Senhora Solidão,
Escrevo porque preciso dizer-te algo
que está ao fundo do meu coração. E na verdade, não é um mero falar. Preciso
mesmo dialogar, refletir a dois ou a sós, sobre a nossa relação. Sei que
estamos muito próximos um do outro e que a Senhora quase sempre vem me ver.
Podes imaginar então que seria mais prático dizer-te em palavras audíveis logo
de uma vez: O que é prático nem sempre funciona, conforta ou orienta. Aliás,
quase nunca! Porque se desejamos encontrar respostas devemos abominar o
prático, porque uma resposta pode mudar tudo: Em que acreditaremos? Não digo
com isto que a verdade seja simples ou complexa (não quero entrar no assunto),
apenas que a busca por ela não é. Facilmente encontramos a mentira e nela nos
detemos, e para que não morramos nesta areia movediça sem nos darmos conta é
necessário sempre de novo verificarmos onde estamos pisando. A verificação da
realidade, da verdade, é então metódica, sempre deve ocorrer de novo, e nunca
sendo confiante nas aparência: o que parecia chão pode afundar!
Então, escrever será
como este exercício de olhar de novo o chão, isto é, o fundamento das nossas
crenças: é verificar então o “O que é?” e o “Porque é?”, procurar o “O que é”
significa pisar sobre determinado lugar, mas verificar o “Porque é?” significa
verificar bem se este chão é o suficiente para nos dar segurança ou se é falso:
Claro que este próprio “o que é?” já foi antecedido por um “porque é?”. Ninguém
deveria dar um passo sem saber por que o faz. Mas, uma vez feito, não pode
descansar em verificar sempre outra vez se este passo está mesmo seguro.
O objetivo de tantas palavras é apenas um: escrevo para refletir contigo, ou a
sós, sobre quem és tu ó Solidão! De onde viestes? Como me encontrastes? Tu és
minha benfeitora ou a pior das companhias?
Eu gostaria de começar por recordar um pouco o desde quando nos conhecemos.
Enfim, não posso garantir quando exatamente, porque é afinal de contas, desde
que me entendo por gente. E antes disto? Não sabia de nada, portanto tu não
existias. Mas, na minha infância, hoje eu sei, já estava sobre a tua tutela.

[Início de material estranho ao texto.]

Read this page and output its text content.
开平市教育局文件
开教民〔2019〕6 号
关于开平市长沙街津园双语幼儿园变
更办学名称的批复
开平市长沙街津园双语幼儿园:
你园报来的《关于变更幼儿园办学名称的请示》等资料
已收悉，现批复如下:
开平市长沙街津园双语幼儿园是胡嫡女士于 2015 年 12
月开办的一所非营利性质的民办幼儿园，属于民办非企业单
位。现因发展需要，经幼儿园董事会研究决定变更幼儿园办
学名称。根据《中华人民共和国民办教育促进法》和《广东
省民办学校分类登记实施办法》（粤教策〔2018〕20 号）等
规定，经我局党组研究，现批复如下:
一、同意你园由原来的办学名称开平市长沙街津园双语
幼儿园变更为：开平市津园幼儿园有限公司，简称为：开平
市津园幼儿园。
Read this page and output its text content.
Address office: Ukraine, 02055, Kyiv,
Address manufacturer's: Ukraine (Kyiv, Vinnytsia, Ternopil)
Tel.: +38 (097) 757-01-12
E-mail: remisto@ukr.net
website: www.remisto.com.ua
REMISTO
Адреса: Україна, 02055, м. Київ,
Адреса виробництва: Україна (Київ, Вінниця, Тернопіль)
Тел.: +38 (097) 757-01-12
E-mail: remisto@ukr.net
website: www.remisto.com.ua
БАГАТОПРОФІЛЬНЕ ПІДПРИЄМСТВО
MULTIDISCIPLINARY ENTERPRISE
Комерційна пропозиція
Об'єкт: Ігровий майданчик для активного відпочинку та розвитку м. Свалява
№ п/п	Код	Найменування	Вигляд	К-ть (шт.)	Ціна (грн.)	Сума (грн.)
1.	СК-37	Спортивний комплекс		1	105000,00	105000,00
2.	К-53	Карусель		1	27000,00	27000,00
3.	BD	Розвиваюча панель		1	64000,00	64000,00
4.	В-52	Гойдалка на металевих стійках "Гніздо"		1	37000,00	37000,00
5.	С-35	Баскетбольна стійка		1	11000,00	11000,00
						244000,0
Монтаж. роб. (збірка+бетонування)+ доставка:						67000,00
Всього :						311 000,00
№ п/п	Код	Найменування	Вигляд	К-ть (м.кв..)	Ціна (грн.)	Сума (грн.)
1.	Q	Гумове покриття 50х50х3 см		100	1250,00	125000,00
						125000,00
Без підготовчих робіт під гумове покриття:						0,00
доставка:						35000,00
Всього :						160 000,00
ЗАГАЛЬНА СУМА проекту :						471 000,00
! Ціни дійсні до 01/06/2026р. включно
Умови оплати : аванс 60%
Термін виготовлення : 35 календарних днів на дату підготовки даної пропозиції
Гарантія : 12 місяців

Embora não soubesse muito sobre ti. Portanto, não te oferecia grande
resistência, e eras pedófila, porque eu era apenas um garoto. Tu me conduzias
pelos corredores da escola durante os intervalos, éramos eu e tu, ou apenas,
eu.
Eu cresci um pouco, já na adolescência. Já tinha alguma ciência do teu assédio,
já sabia quem eras tu que sempre me acompanhava. E nesta fase eu não aguentava
o teu assédio, queria fugir, mas não sabia como fazer. No caminho da escola me
desviavas, sentávamos à praça, esperávamos. Regressávamos à casa da minha mãe:
“A aula acabou mais cedo”, claro que ela não acreditava, mas também não sabia o
que fazer. Entravamos no quarto, eu me deitava, e tu lá, comigo, e sobre o
cobertor me esfriavas. Por este período eu até descobri que amigos poderiam me
livrar de ti, encontrei alguns, dos bons. Mas, todos se vão: és tu a governanta
desta capital do Brasil? Será que foi tua trama que fez isto?
Passei muito tempo, entre te deixar ou não. É que tu és uma mulher muitíssimo
estranha. Teu vestido branco, tua palidez, teus cabelos negros, teu ar de
calma. De paciência, como o de que nunca irá embora. Tens um abraço, que é tua
grande arma, confortável e gelado. Primeiro, o ser humano não te suporta e
depois, é como se, mesmo não te suportando, posto que fogo sempre ira queimar,
não quisesse outra coisa.
Tu és tão impertinente, quando estou entre amigos ou parentes, não és capaz de
deixar-me a vontade nem mesmo um segundo! Estás lá, gritando agudamente em meus
ouvidos, meu coração sangra. E tu, és a única que vê a ferida e a mesma que me
socorre: tu sopras, e ali, congela, o sangue estanca, mas congela toda a minha
alma. Congelado no meio da multidão, és irresistível, ó Solidão!
A imaginação, lá sim eu consigo me refugiar. Miragens, nada pior para aquele
que está sedento ao deserto, do que ver água e então mergulhar numa desilusão.
Não poder saciar-se. Solidão, eu sonho, e nestes sonhos eu penso em me livrar
de ti. Não te zangues, é por isto que eu quero dialogar: quero saber o que é
mais correto ao homem fazer, em sua curta duração sobre a terra: Entrego-me a
ti ou te deixo? É possível deixar-te? Para onde irei de ti? É possível
felicidade contigo ou devo fugir para encontrar?